The dog, who had all but been forgotten by Billy until now, admonished him, ‘Stop complaining. It’s very hard on your mother, too. Can’t you see that?’

‘Yeah, I know.’

‘What do you know?’ asked Julie.

‘Oh! I know a phone call will be great.’

‘Of course it will. Oh for God’s sake, look at your jacket. The sleeve’s ripped. Was this when you were mucking around?’

‘Yeah. Sorry, Mum.’

‘I’ll have to take it to Imelda and get it fixed. I know she’s got a few things on her plate at the moment, what with costumes for some school play.’

‘What school play?’

‘Oh, the Catholic school are doing something.
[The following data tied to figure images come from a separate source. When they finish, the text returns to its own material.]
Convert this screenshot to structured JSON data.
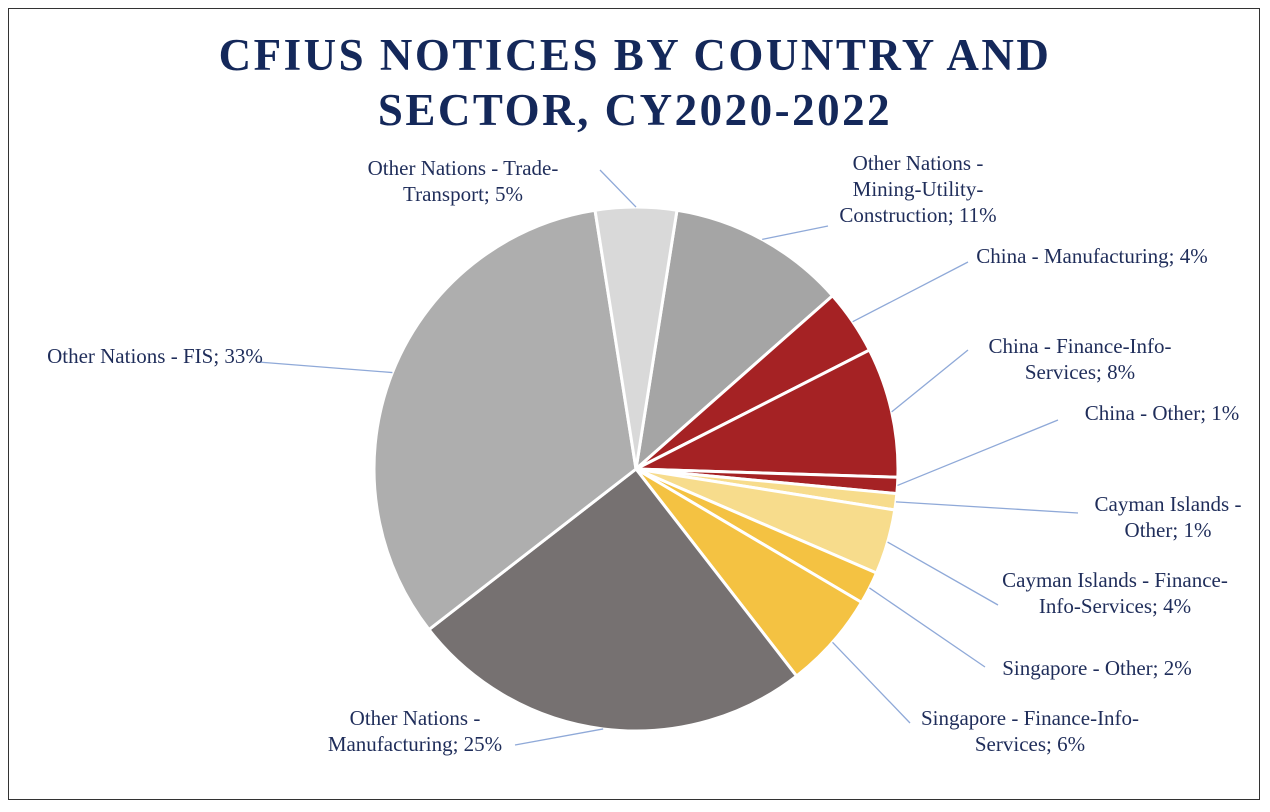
{
  "chart_data": {
    "type": "pie",
    "title": "CFIUS NOTICES BY COUNTRY AND SECTOR, CY2020-2022",
    "values": [
      11,
      4,
      8,
      1,
      1,
      4,
      2,
      6,
      25,
      33,
      5
    ],
    "value_labels": [
      "Other Nations - Mining-Utility-Construction; 11%",
      "China - Manufacturing; 4%",
      "China - Finance-Info-Services; 8%",
      "China - Other; 1%",
      "Cayman Islands - Other; 1%",
      "Cayman Islands - Finance-Info-Services; 4%",
      "Singapore - Other; 2%",
      "Singapore - Finance-Info-Services; 6%",
      "Other Nations - Manufacturing; 25%",
      "Other Nations - FIS; 33%",
      "Other Nations - Trade-Transport; 5%"
    ],
    "colors": [
      "#a5a5a5",
      "#a52224",
      "#a52224",
      "#a52224",
      "#f7dc8c",
      "#f7dc8c",
      "#f4c242",
      "#f4c242",
      "#767171",
      "#aeaeae",
      "#d9d9d9"
    ]
  }
}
So you’ll have to get around with a ripped sleeve for a few days.’

‘I don’t mind.’

‘Well, I do! Please be more careful in future.’

‘I will. I promise.’

‘Good,’ said Julie, and rose. ‘I’m going to make a start on dinner. Are you sure you’re okay, Billy?’

‘Yeah. I reckon I’ll take Abernethy for a walk.’

‘What did you call him?’

‘Abernethy. That’s his name.’

‘Abernethy,’ his mother repeated. ‘Well, that’s as good a name as any, I suppose. It’s certainly different. Why don’t you take him to the vet and see if he’s micro-chipped?’


The vet was a large woman with a mass of frizzy auburn hair and wire-rimmed round spectacles. When she spoke or smiled, her teeth looked like a row of tiny pebbles. She scanned Abernethy, and confirmed what they already knew: there was no microchip for anybody to base any claim of ownership on.

After a week of hearing from nobody regarding a lost dog, Abernethy was declared a member of the Alexander family.